Delightful. As with her short stories, Cho has a rare and unerring ability to do charming without tripping over into twee, and witty without falling into smug.
You get the general idea. Comedy of manners layered with a very post-modern take on notions of power and belonging. Cho is a gloriously deft writer: as with all pastiches of styles gone-by there's a tricky balance between making the style recognizable enough for the mimicry to work while avoiding the traits which are the very reasons no one writes like that anymore, and she navigates this boundary with ease. In less assured hands the more, let's say, policital aspects (race, gender, slavery, colonialism) could have jarred horribly with the romantic elements, but they mesh beautifully; while they are quite obviously one of the main points of the novel, you never feel like they're the only one. There's nothing inherently wrong with books like that, of course, but they often lead to a sidelining of character, and Cho's obvious love of the two leads here (as well as the supporting cast) shines through the page and is irresistibly infectious.

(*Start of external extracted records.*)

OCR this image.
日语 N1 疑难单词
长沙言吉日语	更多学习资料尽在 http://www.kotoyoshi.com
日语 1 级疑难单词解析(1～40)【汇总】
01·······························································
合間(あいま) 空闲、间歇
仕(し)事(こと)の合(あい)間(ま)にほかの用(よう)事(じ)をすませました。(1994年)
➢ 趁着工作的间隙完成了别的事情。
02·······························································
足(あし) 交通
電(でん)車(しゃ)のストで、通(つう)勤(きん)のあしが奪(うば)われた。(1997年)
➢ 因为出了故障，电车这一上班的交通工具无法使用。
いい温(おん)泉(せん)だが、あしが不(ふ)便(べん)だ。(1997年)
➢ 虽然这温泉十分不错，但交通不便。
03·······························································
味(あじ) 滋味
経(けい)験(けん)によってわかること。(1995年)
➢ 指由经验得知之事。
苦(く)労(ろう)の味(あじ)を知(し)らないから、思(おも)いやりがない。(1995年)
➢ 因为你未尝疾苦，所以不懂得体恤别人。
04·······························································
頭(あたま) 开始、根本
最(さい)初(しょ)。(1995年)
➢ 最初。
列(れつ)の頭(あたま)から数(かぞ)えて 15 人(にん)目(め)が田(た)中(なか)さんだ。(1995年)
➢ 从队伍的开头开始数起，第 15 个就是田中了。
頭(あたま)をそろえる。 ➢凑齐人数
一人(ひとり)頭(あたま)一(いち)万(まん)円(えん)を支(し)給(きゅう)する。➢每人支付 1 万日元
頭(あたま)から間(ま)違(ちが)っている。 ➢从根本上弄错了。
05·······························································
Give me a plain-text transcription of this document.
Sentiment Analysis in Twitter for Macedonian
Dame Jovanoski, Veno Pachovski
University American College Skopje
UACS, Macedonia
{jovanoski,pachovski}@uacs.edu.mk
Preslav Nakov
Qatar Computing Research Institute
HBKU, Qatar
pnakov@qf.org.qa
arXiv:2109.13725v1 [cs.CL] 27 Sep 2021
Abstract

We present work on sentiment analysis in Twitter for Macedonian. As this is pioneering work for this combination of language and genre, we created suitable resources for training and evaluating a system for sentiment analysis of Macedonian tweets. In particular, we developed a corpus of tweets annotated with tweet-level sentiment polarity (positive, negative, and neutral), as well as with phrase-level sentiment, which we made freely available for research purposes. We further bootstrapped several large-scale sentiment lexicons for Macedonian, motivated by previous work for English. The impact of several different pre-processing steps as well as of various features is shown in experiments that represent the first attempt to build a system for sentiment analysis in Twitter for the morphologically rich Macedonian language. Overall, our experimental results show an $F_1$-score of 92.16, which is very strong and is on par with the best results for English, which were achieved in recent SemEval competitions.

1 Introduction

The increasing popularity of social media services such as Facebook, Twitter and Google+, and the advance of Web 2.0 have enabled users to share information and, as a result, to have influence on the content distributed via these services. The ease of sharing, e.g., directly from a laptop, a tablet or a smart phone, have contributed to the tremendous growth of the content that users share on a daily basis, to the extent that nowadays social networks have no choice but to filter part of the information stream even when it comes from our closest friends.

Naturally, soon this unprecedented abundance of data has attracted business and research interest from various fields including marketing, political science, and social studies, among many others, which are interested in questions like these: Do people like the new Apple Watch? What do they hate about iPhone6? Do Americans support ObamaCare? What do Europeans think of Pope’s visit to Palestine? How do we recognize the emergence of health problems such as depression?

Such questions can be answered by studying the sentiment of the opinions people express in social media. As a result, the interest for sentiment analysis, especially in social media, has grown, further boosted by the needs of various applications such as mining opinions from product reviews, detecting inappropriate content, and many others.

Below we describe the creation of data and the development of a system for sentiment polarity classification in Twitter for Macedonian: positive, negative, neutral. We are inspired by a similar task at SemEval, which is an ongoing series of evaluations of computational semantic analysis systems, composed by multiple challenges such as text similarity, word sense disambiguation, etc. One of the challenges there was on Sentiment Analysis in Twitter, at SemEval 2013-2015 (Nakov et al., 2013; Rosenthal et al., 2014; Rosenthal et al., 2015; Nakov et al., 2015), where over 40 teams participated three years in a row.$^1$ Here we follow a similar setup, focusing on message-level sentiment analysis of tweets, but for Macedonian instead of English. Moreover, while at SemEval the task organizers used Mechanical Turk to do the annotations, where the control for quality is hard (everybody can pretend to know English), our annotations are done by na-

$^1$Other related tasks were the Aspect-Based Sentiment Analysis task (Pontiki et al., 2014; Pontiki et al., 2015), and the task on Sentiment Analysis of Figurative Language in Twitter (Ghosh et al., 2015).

I keep talking about balance, and walking along lines, because there are so many things here that could have gone horribly wrong but didn't. Prunella, for example. She has very strong elements of two character tropes I absolutely loathe: the Manic Pixie Dream Girl, and the Kim Bauer (persistent stupidity/stubbornness for the sole sake of plot advancement). She is ultimately neither of these things, I should stress (because AGENCY, thank fuck for agency), and it's always possible that my hypersensitivity to these tropes means they loom larger than they should, but there were several points where I rolled my eyes only to have to reassess mere pages later. She turns up unexpectedly at a ball to the man's obvious consternation; what embarrassing faux pas will she perpetrate which helps to bring him out of his shell and throw off the straitjacket of social convention? Well, she's going to do nothing at all, it transpires. Prunella exists as the heroine of her own story, not merely to support Zacharias, despite the blatant will they/will they nature of their relationship. If his competence is more reported than shown, her moments of kicking ass and taking names are a glory to behold.
My only real quibble is that the pacing is a little uneven. The first half of the book is perhaps a touch too leisurely, and while the pace picks up very nicely after the halfway mark the climax feels slightly rushed and the dénouement overly full. Still, in a debut novel, never mind one with as many other things to recommend it, this is all eminently forgivable. Sorcerer to the Crown is intelligent, wonderfully stylish, and above all fun. One book you absolutely should judge by its cover.